The Genetic Architecture of Major Depressive Disorder in Han Chinese Women

Abstract

Importance: Despite the moderate, well-demonstrated heritability of major depressive disorder (MDD), there has been limited success in identifying replicable genetic risk loci, suggesting a complex genetic architecture. Research is needed to quantify the relative contribution of classes of genetic variation across the genome to inform future genetic studies of MDD.

Objectives: To apply aggregate genetic risk methods to clarify the genetic architecture of MDD by estimating and partitioning heritability by chromosome, minor allele frequency, and functional annotations and to test for enrichment of rare deleterious variants.

Design, setting, and participants: The CONVERGE (China, Oxford, and Virginia Commonwealth University Experimental Research on Genetic Epidemiology) study collected data on 5278 patients with recurrent MDD from 58 provincial mental health centers and psychiatric departments of general medical hospitals in 45 cities and 23 provinces of China. Screened controls (n = 5196) were recruited from a range of locations, including general hospitals and local community centers. Data were collected from August 1, 2008, to October 31, 2012.

Main outcomes and measures: Genetic risk for liability to recurrent MDD was partitioned using sparse whole-genome sequencing.

Results: In aggregate, common single-nucleotide polymorphisms (SNPs) explained between 20% and 29% of the variance in MDD risk, and the heritability in MDD explained by each chromosome was proportional to its length (r = 0.680; P = .0003), supporting a common polygenic etiology. Partitioning heritability by minor allele frequency indicated that the variance explained was distributed across the allelic frequency spectrum, although relatively common SNPs accounted for a disproportionate fraction of risk. Partitioning by genic annotation indicated a greater contribution of SNPs in protein-coding regions and within 3'-UTR regions of genes. Enrichment of SNPs associated with DNase I-hypersensitive sites was also found in many tissue types, including brain tissue. Examining burden scores from singleton exonic SNPs predicted to be deleterious indicated that cases had significantly more mutations than controls (odds ratio, 1.009; 95% CI, 1.003-1.014; P = .003), including those occurring in genes expressed in the brain (odds ratio, 1.011; 95% CI, 1.003-1.018; P = .004) and within nuclear-encoded genes with mitochondrial gene products (odds ratio, 1.075; 95% CI, 1.018-1.135; P = .009).

Conclusions and relevance: Results support a complex etiology for MDD and highlight the value of analyzing components of heritability to clarify genetic architecture.

Figure 1. Variance in Major Depressive Disorder Risk Explained by Single-Nucleotide Polymorphisms (SNP) of Varying Minor Allele Frequency

Genome-wide Complex Trait Analysis estimates of SNP h² for major depressive disorder partitioned by minor allele frequency quintile. Error bars represent 95% CIs.

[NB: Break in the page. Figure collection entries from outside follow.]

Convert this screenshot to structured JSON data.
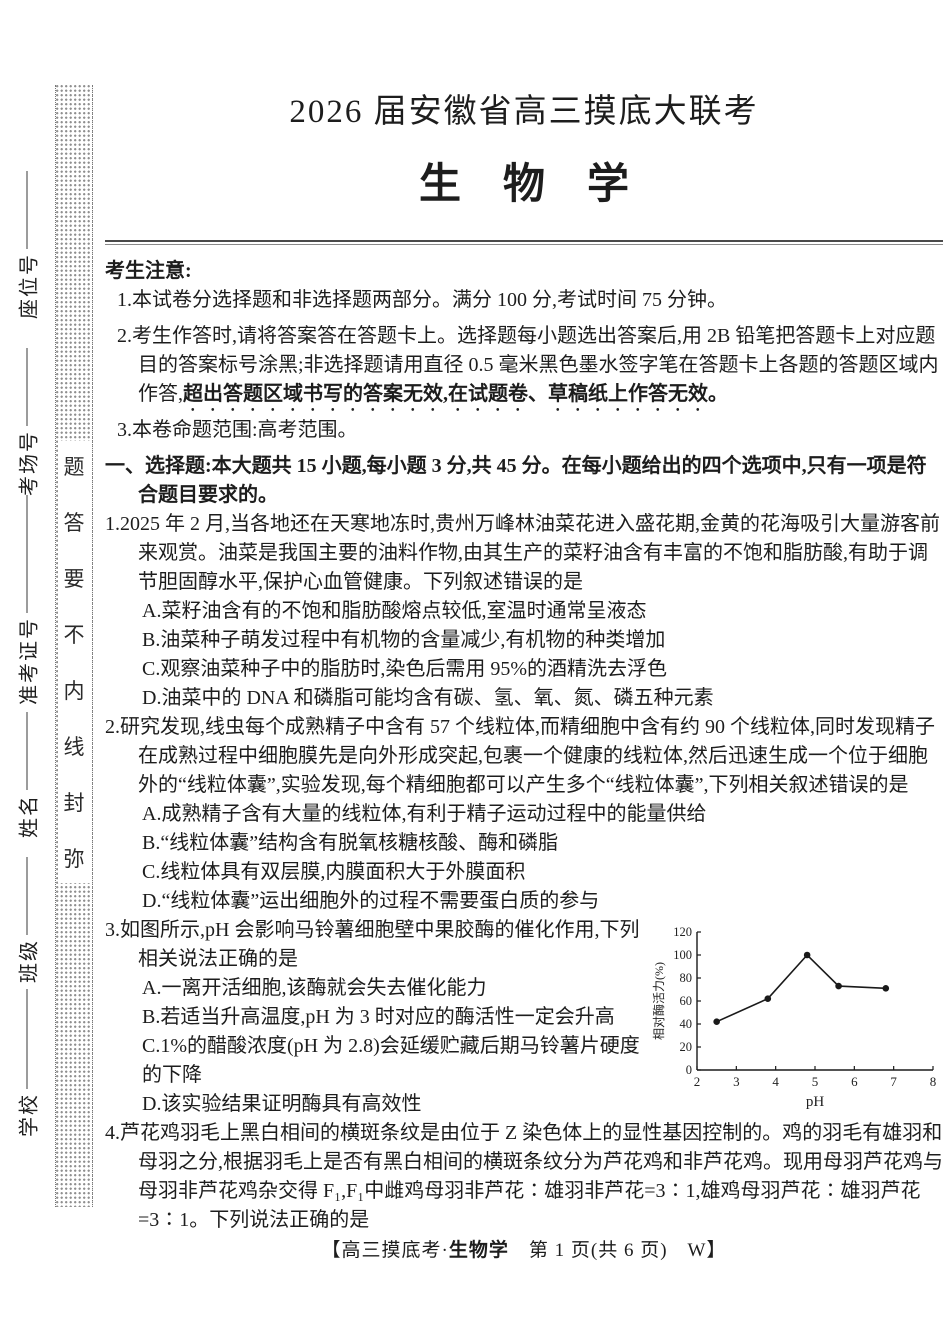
{
  "page": {
    "title": "2026 届安徽省高三摸底大联考",
    "subject": "生　物　学",
    "footer_prefix": "【高三摸底考·",
    "footer_subject": "生物学",
    "footer_suffix": "　第 1 页(共 6 页)　W】"
  },
  "sidebar": {
    "fields": [
      {
        "label": "座位号"
      },
      {
        "label": "考场号"
      },
      {
        "label": "准考证号"
      },
      {
        "label": "姓名"
      },
      {
        "label": "班级"
      },
      {
        "label": "学校"
      }
    ],
    "seal_text": "弥封线内不要答题",
    "seal_chars": [
      "题",
      "答",
      "要",
      "不",
      "内",
      "线",
      "封",
      "弥"
    ]
  },
  "notice": {
    "heading": "考生注意:",
    "items": [
      {
        "text": "1.本试卷分选择题和非选择题两部分。满分 100 分,考试时间 75 分钟。",
        "emphasis": ""
      },
      {
        "text": "2.考生作答时,请将答案答在答题卡上。选择题每小题选出答案后,用 2B 铅笔把答题卡上对应题目的答案标号涂黑;非选择题请用直径 0.5 毫米黑色墨水签字笔在答题卡上各题的答题区域内作答,",
        "emphasis": "超出答题区域书写的答案无效,在试题卷、草稿纸上作答无效。"
      },
      {
        "text": "3.本卷命题范围:高考范围。",
        "emphasis": ""
      }
    ]
  },
  "section": {
    "heading": "一、选择题:本大题共 15 小题,每小题 3 分,共 45 分。在每小题给出的四个选项中,只有一项是符合题目要求的。"
  },
  "questions": [
    {
      "number": "1.",
      "stem": "2025 年 2 月,当各地还在天寒地冻时,贵州万峰林油菜花进入盛花期,金黄的花海吸引大量游客前来观赏。油菜是我国主要的油料作物,由其生产的菜籽油含有丰富的不饱和脂肪酸,有助于调节胆固醇水平,保护心血管健康。下列叙述错误的是",
      "options": [
        "A.菜籽油含有的不饱和脂肪酸熔点较低,室温时通常呈液态",
        "B.油菜种子萌发过程中有机物的含量减少,有机物的种类增加",
        "C.观察油菜种子中的脂肪时,染色后需用 95%的酒精洗去浮色",
        "D.油菜中的 DNA 和磷脂可能均含有碳、氢、氧、氮、磷五种元素"
      ]
    },
    {
      "number": "2.",
      "stem": "研究发现,线虫每个成熟精子中含有 57 个线粒体,而精细胞中含有约 90 个线粒体,同时发现精子在成熟过程中细胞膜先是向外形成突起,包裹一个健康的线粒体,然后迅速生成一个位于细胞外的“线粒体囊”,实验发现,每个精细胞都可以产生多个“线粒体囊”,下列相关叙述错误的是",
      "options": [
        "A.成熟精子含有大量的线粒体,有利于精子运动过程中的能量供给",
        "B.“线粒体囊”结构含有脱氧核糖核酸、酶和磷脂",
        "C.线粒体具有双层膜,内膜面积大于外膜面积",
        "D.“线粒体囊”运出细胞外的过程不需要蛋白质的参与"
      ]
    },
    {
      "number": "3.",
      "stem": "如图所示,pH 会影响马铃薯细胞壁中果胶酶的催化作用,下列相关说法正确的是",
      "options": [
        "A.一离开活细胞,该酶就会失去催化能力",
        "B.若适当升高温度,pH 为 3 时对应的酶活性一定会升高",
        "C.1%的醋酸浓度(pH 为 2.8)会延缓贮藏后期马铃薯片硬度的下降",
        "D.该实验结果证明酶具有高效性"
      ]
    },
    {
      "number": "4.",
      "stem": "芦花鸡羽毛上黑白相间的横斑条纹是由位于 Z 染色体上的显性基因控制的。鸡的羽毛有雄羽和母羽之分,根据羽毛上是否有黑白相间的横斑条纹分为芦花鸡和非芦花鸡。现用母羽芦花鸡与母羽非芦花鸡杂交得 F₁,F₁中雌鸡母羽非芦花∶雄羽非芦花=3∶1,雄鸡母羽芦花∶雄羽芦花=3∶1。下列说法正确的是",
      "options": []
    }
  ],
  "chart_data": {
    "type": "line",
    "title": "",
    "xlabel": "pH",
    "ylabel": "相对酶活力(%)",
    "x": [
      2.5,
      3.8,
      4.8,
      5.6,
      6.8
    ],
    "y": [
      42,
      62,
      100,
      73,
      71
    ],
    "xlim": [
      2,
      8
    ],
    "ylim": [
      0,
      120
    ],
    "xticks": [
      2,
      3,
      4,
      5,
      6,
      7,
      8
    ],
    "yticks": [
      0,
      20,
      40,
      60,
      80,
      100,
      120
    ],
    "grid": false,
    "legend_position": "none",
    "marker": "filled-circle",
    "line_color": "#1a1a1a"
  }
}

Figure 2. Estimates of the Variance Explained by Genic and Intergenic Regions

A, Aggregate Genome-wide Complex Trait Analysis (GCTA) estimates. B, Adjusted (per SNP [single-nucleotide polymorphism]) GCTA estimates of SNP h² partitioned by expected functional category. SNPs were mapped to 3′- or 5′-UTR, exonic, or intronic regions of known protein-coding genes or intergenic and ncRNA regions. Error bars represent 95% CIs, ncRNA, non-coding RNA.

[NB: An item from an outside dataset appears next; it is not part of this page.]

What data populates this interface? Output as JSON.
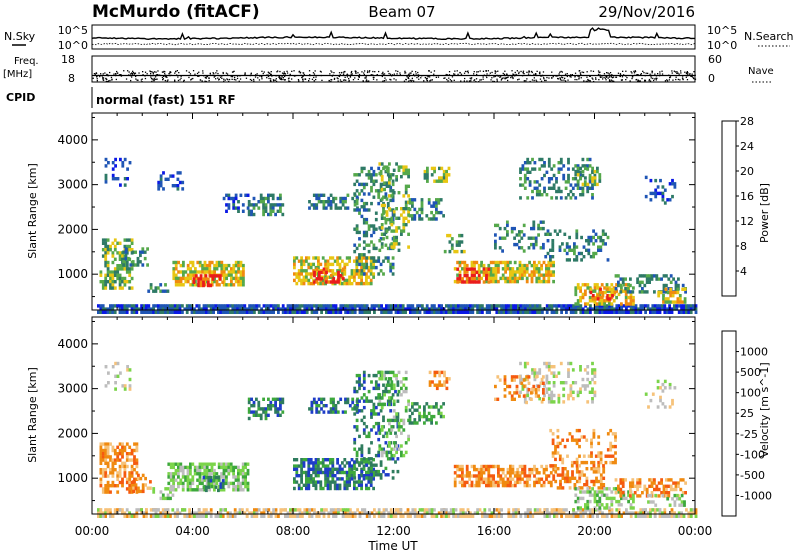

Figure 3. Enrichment of Single-Nucleotide Polymorphisms With Small P Values in Major Depressive Disorder Analysis for DNase I-Hypersensitive Site in Frontal Cortex

Enrichment curve for “Frontal Cortex OC” is a Loess curve interpolating the ratio of the number of single-nucleotide polymorphism (SNPs) whose association P value is smaller than various thresholds (x-axis) to the proportion of P values from all measured SNPs in DNase I-hypersensitive sites smaller than the same thresholds. The dark and light blue areas display 50% and 95% CIs, respectively, obtained by bootstrapping SNP sets.